Dies hat auch eine aktuelle Umfrage vom ifo Institut, dem Leibniz-Institut für Wirtschaftsforschung an der Universität München e. V., ergeben, dass nämlich 70 Prozent der Unternehmen Rentner beschäftigen, berichtet das Magazin Der Spiegel. Die meisten dieser Firmen – wiederum 70 Prozent – bieten den Senioren Minijobs an. Laut der Ifo-Umfrage, bei der Mehrfachnennungen möglich waren, geht es in 45 Prozent der Fälle um eine Teilzeitanstellung, bei 11 Prozent gibt es Vollzeitstellen und 4 Prozent sind Vereinbarungen über eine freie Mitarbeit. Angesichts des demografischen Wandels geben mehr als 75 Prozent der aktuell befragten Unternehmen an, sich um die Senioren besonders zu bemühen.
Wie eingangs erwähnt, gilt der Mangel an Fachkräften in Deutschland offiziell als der Hauptgrund für solche Maßnahmen. Laut der Ifo-Umfrage betrachten etwa 42 Prozent der Unternehmen den Fachkräftemangel als ein schwerwiegendes Hindernis für den Ausbau ihrer Produktion. Am deutlichsten ist dieses Problem in den sogenannten Neuen Bundesländern zu spüren, wo die demografische Krise stärker zu beobachten ist als in Westdeutschland.
Um den Mangel an Fachkräften zu beheben, gehe es aber nicht nur darum, die älteren Beschäftigten bei Laune zu halten, damit sie nicht sogar noch vorzeitig in Rente gehen, meinen deutsche Experten. Zusätzlich fordern sie dennoch auch mehr Migration in die Bundesrepublik.

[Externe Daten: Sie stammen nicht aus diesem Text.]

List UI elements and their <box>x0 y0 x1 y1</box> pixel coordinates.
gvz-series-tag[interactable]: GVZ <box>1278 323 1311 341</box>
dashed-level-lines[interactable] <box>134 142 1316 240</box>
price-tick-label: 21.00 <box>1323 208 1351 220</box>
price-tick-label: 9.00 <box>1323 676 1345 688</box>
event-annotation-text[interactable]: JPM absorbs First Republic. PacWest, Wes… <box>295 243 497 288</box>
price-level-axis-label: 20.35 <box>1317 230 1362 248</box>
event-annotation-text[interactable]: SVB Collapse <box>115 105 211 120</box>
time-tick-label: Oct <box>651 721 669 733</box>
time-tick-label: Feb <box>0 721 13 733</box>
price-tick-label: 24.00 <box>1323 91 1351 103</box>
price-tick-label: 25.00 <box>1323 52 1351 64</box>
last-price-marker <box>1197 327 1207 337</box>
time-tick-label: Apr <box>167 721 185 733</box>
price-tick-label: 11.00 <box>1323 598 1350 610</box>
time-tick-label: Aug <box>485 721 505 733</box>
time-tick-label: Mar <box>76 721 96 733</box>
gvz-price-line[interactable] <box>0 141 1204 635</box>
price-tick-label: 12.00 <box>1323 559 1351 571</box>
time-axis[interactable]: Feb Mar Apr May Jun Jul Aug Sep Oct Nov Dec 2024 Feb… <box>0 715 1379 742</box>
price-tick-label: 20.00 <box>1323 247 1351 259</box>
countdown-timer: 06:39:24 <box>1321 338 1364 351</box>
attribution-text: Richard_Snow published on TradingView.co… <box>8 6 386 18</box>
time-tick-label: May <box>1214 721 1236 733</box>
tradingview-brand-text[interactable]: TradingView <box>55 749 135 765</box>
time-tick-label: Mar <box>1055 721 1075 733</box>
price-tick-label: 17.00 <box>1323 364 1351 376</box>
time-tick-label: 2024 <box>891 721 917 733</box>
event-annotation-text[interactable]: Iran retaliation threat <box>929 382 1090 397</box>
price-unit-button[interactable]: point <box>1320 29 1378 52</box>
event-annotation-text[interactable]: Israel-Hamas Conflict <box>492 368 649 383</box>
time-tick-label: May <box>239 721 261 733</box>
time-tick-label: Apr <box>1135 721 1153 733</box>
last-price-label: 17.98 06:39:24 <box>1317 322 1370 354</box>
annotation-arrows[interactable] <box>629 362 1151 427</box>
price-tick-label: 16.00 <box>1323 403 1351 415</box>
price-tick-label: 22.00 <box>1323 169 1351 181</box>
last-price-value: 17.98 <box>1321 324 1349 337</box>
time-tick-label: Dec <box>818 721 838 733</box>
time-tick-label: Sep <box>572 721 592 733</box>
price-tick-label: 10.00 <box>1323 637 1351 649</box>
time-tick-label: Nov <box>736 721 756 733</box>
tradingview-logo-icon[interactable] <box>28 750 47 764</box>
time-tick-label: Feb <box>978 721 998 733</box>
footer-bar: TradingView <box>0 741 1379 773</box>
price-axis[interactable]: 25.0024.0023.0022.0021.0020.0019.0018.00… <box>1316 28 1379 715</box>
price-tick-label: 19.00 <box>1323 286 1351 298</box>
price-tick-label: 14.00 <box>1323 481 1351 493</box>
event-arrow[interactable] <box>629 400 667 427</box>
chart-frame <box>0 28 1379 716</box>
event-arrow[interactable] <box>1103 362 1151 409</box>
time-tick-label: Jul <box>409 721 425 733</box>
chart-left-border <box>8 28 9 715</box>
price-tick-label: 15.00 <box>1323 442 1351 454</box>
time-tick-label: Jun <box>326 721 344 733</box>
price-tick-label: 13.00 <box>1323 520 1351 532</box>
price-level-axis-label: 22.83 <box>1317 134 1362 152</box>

So brauche Deutschland nach Angaben des "Sachverständigenrates zur Beurteilung der gesamtwirtschaftlichen Lage" künftig 1,5 Millionen Zuwanderer pro Jahr.
Die Bundesregierung hat sich diesen Vorschlag offenbar zu Herzen genommen und beschloss deshalb, die Zuwanderung merklich zu erleichtern. Nach langen Verhandlungen haben sich die Gesetzgeber auf ein neues Zuwanderungsgesetz geeinigt, das im vergangenen Juni verabschiedet wurde. Dieses Gesetz soll drei Voraussetzungen implizieren, um als Arbeitsfachkraft in Deutschland willkommen zu sein: Qualifikation, Erfahrung oder Potenzial.
Nicht zu vergessen ist, dass Fachkräfte mit anerkanntem Abschluss bereits heute einwandern dürfen. Wer mindestens zwei Jahre Berufserfahrung und ein Gehalt über einer bestimmten Schwelle nachweisen kann, darf ebenfalls zuwandern, und zwar auch ohne abgeschlossenes Anerkennungsverfahren. Im Grunde wird dieses Prinzip durch die Gesetzesnovellierung ergänzt, die es Menschen auch ohne Arbeitsvertrag ermöglichen soll, nach Deutschland zu kommen.
Inwiefern die derzeit von Rezession und der Unternehmensabwanderung geplagte deutsche Wirtschaft in absehbarer Zeit überhaupt noch Bedarf für ausländische Fachkräfte haben wird, ist allerdings offen. Kritiker weisen in diesem Zusammenhang darauf hin, dass die benötigte Zuwanderung nicht unproblematisch zu bewerkstelligen werden dürfte. Angesichts der angespannten wirtschaftlichen Situation stellt sich etwa auch die Frage, wie bei Millionen neuer Einwanderer, die ins Land kommen, deren Situation gegen mögliche Probleme abgesichert werden könnte.